FACTS 500 Methodology

Version 0.1 — how accountability scores are computed

How the Score Works

FACTS 500 assigns each jurisdiction a composite score from 0 to 500 by evaluating the quality of laws across five pillars. Each pillar is scored independently on a 0–100 scale; the composite is their sum. A jurisdiction that scores perfectly on all five pillars earns 500 points.

The score measures what the law requires — not whether government complies. A strong FACTS score means the legal framework on paper contains robust accountability provisions. A low score means the law is silent, permissive, or weak in ways that reduce accountability. Actual compliance, enforcement, and outcomes are separate questions.

The Five Pillars

Letter Pillar Max Score What It Measures Details
F Fiscal Transparency 100 Budget publication, expenditure reporting, audit independence, procurement disclosure, beneficial ownership View Fiscal laws →
A Accessibility 100 Digital accessibility laws requiring government services to be usable by people with disabilities View Accessibility laws →
C Checks & Oversight 100 Independence of oversight bodies: audit institutions, ombudsmen, inspectors general, and ethics commissions View Oversight laws →
T Transparency 100 Open records and freedom of information laws: response deadlines, exemptions, appeal rights, enforcement View Open Records laws →
S Sunshine 100 Open meetings laws: advance notice requirements, public comment rights, closed session limits, enforcement View Open Meetings laws →
Composite (FACTS) 500 Sum of all five pillars

Fiscal Transparency (F) — 10 Dimensions

The Fiscal score is built from ten dimensions of budget and financial accountability law.

Dimension Max Points What It Measures
Budget Publication 15 Requirement to publish annual budget before the fiscal year begins; machine-readable formats
Expenditure Reporting 15 In-year spending reports; transaction-level disclosure; online portal
Audit Independence 15 Supreme audit institution authority, independence from executive, public reporting
Procurement Disclosure 10 Competitive bidding requirements; contract publication; award justification
Beneficial Ownership 10 Disclosure of ultimate beneficial owners of government contractors
Debt & Liability Reporting 10 Public reporting of total debt, contingent liabilities, pension obligations
Revenue Transparency 10 Disclosure of tax expenditures, intergovernmental transfers, fee schedules
Asset Disclosure 5 Public official financial disclosure; public registry of government assets
Citizen Budget 5 Plain-language budget summary accessible to the general public
Enforcement 5 Penalties for non-disclosure; legislative review authority
Total 100

Other Pillars

Each of the other four pillars has its own methodology page with full dimension weights and scoring rules.

What FACTS Measures

FACTS 500 evaluates the quality of law, not government performance. A jurisdiction with strong laws may have poor compliance; a jurisdiction with weak laws may perform better than expected through culture or practice. The score is a starting point for inquiry.

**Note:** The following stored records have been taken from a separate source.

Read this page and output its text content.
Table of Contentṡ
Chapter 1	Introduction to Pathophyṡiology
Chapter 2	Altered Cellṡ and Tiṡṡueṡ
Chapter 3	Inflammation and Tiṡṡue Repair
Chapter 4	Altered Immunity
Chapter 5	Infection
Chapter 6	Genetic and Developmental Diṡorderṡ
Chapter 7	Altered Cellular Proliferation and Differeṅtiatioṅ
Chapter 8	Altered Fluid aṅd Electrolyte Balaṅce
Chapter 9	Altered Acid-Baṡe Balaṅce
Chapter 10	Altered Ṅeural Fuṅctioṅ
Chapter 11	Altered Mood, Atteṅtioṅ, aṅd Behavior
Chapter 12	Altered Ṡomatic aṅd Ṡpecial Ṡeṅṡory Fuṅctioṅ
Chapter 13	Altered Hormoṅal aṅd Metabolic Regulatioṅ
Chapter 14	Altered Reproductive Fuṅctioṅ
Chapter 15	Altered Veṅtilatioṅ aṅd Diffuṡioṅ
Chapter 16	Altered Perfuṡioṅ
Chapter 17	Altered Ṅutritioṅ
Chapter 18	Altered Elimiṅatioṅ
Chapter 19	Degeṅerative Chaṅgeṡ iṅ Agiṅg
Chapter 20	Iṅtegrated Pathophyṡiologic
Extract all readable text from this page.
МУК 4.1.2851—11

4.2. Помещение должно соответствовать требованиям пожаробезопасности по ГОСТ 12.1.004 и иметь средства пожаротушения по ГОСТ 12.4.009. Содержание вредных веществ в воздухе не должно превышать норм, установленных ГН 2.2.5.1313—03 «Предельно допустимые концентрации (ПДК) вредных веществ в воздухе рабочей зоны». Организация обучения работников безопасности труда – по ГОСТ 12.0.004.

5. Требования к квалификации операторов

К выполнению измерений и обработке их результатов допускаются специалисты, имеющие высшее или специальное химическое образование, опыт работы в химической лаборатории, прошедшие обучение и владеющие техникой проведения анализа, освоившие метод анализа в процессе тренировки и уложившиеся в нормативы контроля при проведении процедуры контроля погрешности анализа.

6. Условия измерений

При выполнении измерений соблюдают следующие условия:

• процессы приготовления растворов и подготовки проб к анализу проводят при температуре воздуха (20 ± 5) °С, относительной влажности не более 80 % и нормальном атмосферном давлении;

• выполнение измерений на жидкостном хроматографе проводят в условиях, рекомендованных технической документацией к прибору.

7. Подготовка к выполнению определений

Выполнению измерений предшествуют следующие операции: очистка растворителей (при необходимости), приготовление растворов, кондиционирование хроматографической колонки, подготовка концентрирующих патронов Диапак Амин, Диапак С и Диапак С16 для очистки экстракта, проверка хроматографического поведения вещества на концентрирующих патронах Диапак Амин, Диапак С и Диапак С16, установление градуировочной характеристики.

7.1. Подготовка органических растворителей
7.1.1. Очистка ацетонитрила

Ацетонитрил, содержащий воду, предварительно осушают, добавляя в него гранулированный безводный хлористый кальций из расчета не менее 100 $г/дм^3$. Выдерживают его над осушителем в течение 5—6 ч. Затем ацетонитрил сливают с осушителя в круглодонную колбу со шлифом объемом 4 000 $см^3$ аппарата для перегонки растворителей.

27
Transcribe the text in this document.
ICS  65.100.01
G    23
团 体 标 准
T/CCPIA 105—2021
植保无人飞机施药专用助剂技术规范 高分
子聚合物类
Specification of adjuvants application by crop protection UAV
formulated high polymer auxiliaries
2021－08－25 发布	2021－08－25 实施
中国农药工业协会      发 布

Data comes from UnGovr’s own research into statutory and regulatory text. Where law is ambiguous or data is incomplete, we apply conservative interpretations — uncertain fields score zero rather than receiving partial credit.

Known Limitations

  • Partial data. Many jurisdictions have scores for only some pillars. A missing pillar contributes zero to the composite, which understates the true score for that jurisdiction.
  • Not all jurisdictions are scored. Coverage is deepest for the United States and expands as data is collected internationally.
  • Law changes. Scores reflect the law as of the date the data was last updated. Legislative changes may lag by months.
  • Calibration is ongoing. Weights were set based on structured judgment; they will be revised as real-world distributions are observed across more jurisdictions.